Good for the BBC in having the courage to go against decades of broadcast tradition and give us all something stimulatin to think about. We can rely on Aaqil Ahmed to do the same.
And the Crusades? One of our presenters, Rageh Omar, argues in his film that we've forgotten its importance in the west, but that in the Muslim world, the brutality of the Crusades still resonates in the hearts of many Muslims and in the rhetoric of Al Qaeda.
muslims tried to overrun Europe in an orgy of conquest. Christians fought back and kicked some muslim butt. Boo-hoo for muslims...not.
Britain is lost...
When are the British soccer rowdies going to say, “enough is enough”?
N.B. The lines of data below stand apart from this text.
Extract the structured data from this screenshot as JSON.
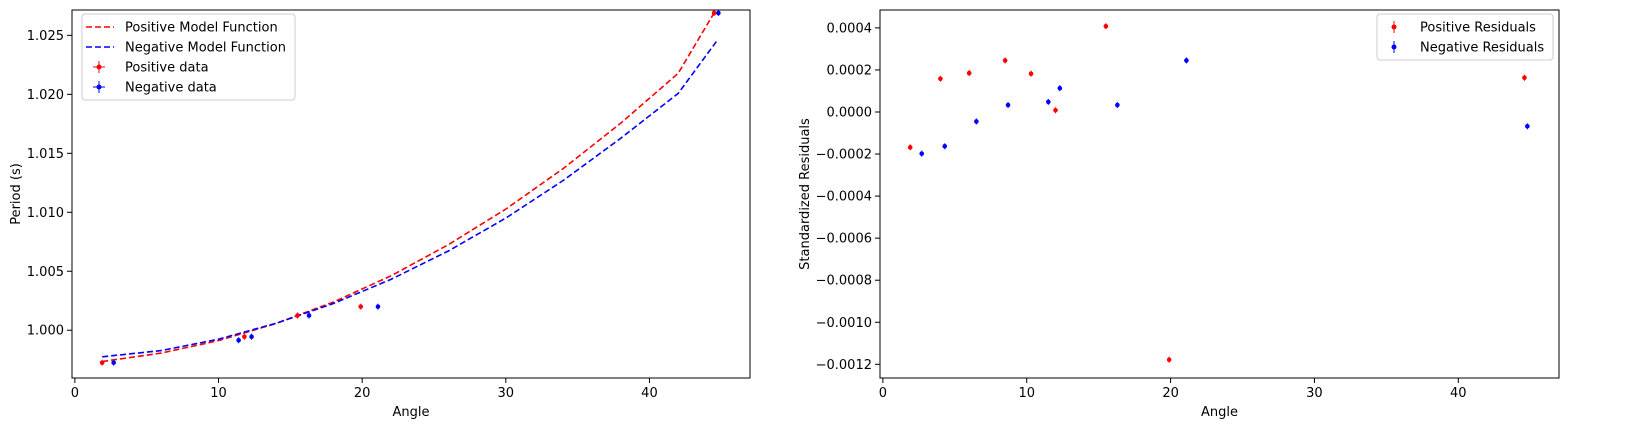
{
  "chart_data": [
    {
      "type": "line",
      "xlabel": "Angle",
      "ylabel": "Period (s)",
      "xlim": [
        -0.2,
        47.0
      ],
      "ylim": [
        0.99595,
        1.02715
      ],
      "xticks": [
        0,
        10,
        20,
        30,
        40
      ],
      "yticks": [
        1.0,
        1.005,
        1.01,
        1.015,
        1.02,
        1.025
      ],
      "ytick_labels": [
        "1.000",
        "1.005",
        "1.010",
        "1.015",
        "1.020",
        "1.025"
      ],
      "legend_position": "upper-left",
      "series": [
        {
          "name": "Positive Model Function",
          "kind": "line",
          "style": "dashed",
          "color": "#ff0000",
          "x": [
            1.9,
            6.0,
            10.0,
            14.0,
            18.0,
            22.0,
            26.0,
            30.0,
            34.0,
            38.0,
            42.0,
            44.5
          ],
          "y": [
            0.99735,
            0.99806,
            0.99912,
            1.00057,
            1.00239,
            1.00461,
            1.00725,
            1.01027,
            1.01371,
            1.01755,
            1.02178,
            1.0269
          ]
        },
        {
          "name": "Negative Model Function",
          "kind": "line",
          "style": "dashed",
          "color": "#0000ff",
          "x": [
            1.9,
            6.0,
            10.0,
            14.0,
            18.0,
            22.0,
            26.0,
            30.0,
            34.0,
            38.0,
            42.0,
            44.7
          ],
          "y": [
            0.99775,
            0.99827,
            0.99924,
            1.00059,
            1.00227,
            1.00431,
            1.00672,
            1.00951,
            1.0127,
            1.01627,
            1.02008,
            1.02455
          ]
        },
        {
          "name": "Positive data",
          "kind": "scatter",
          "color": "#ff0000",
          "x": [
            1.9,
            11.8,
            15.5,
            19.9,
            44.5
          ],
          "y": [
            0.99725,
            0.99945,
            1.00125,
            1.002,
            1.0269
          ]
        },
        {
          "name": "Negative data",
          "kind": "scatter",
          "color": "#0000ff",
          "x": [
            2.7,
            11.4,
            12.3,
            16.3,
            21.1,
            44.8
          ],
          "y": [
            0.99725,
            0.99915,
            0.99945,
            1.00125,
            1.002,
            1.0269
          ]
        }
      ]
    },
    {
      "type": "scatter",
      "xlabel": "Angle",
      "ylabel": "Standardized Residuals",
      "xlim": [
        -0.2,
        47.0
      ],
      "ylim": [
        -0.001265,
        0.000485
      ],
      "xticks": [
        0,
        10,
        20,
        30,
        40
      ],
      "yticks": [
        -0.0012,
        -0.001,
        -0.0008,
        -0.0006,
        -0.0004,
        -0.0002,
        0.0,
        0.0002,
        0.0004
      ],
      "ytick_labels": [
        "−0.0012",
        "−0.0010",
        "−0.0008",
        "−0.0006",
        "−0.0004",
        "−0.0002",
        "0.0000",
        "0.0002",
        "0.0004"
      ],
      "legend_position": "upper-right",
      "series": [
        {
          "name": "Positive Residuals",
          "kind": "scatter",
          "color": "#ff0000",
          "x": [
            1.9,
            4.0,
            6.0,
            8.5,
            10.3,
            12.0,
            15.5,
            19.9,
            44.6
          ],
          "y": [
            -0.000168,
            0.000158,
            0.000185,
            0.000245,
            0.000182,
            8e-06,
            0.000408,
            -0.001178,
            0.000163
          ]
        },
        {
          "name": "Negative Residuals",
          "kind": "scatter",
          "color": "#0000ff",
          "x": [
            2.7,
            4.3,
            6.5,
            8.7,
            11.5,
            12.3,
            16.3,
            21.1,
            44.8
          ],
          "y": [
            -0.000198,
            -0.000163,
            -4.5e-05,
            3.3e-05,
            4.8e-05,
            0.000113,
            3.3e-05,
            0.000245,
            -6.8e-05
          ]
        }
      ]
    }
  ]
}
Will Britain finally have the last laugh in a war lost long ago?
All the stories have been told
Of kings and days of old,
But there’s no England now.
All the wars that were won and lost
Somehow don’t seem to matter very much anymore.
“Aaqil Ahmed, the innovative and interesting programmer responsible for Channel 4’s recent Christianity: A History series, has been appointed the first Muslim head of religion at the BBC, as we report today.”
Well, the BBC is just trying to be “sensitive” to the majority religion in formerly Great Britain. The same kind of “sensitivity” to Jacqui Smith’s attempts to banish Michael Savage.
It’s a very sad day for this once Christian nation.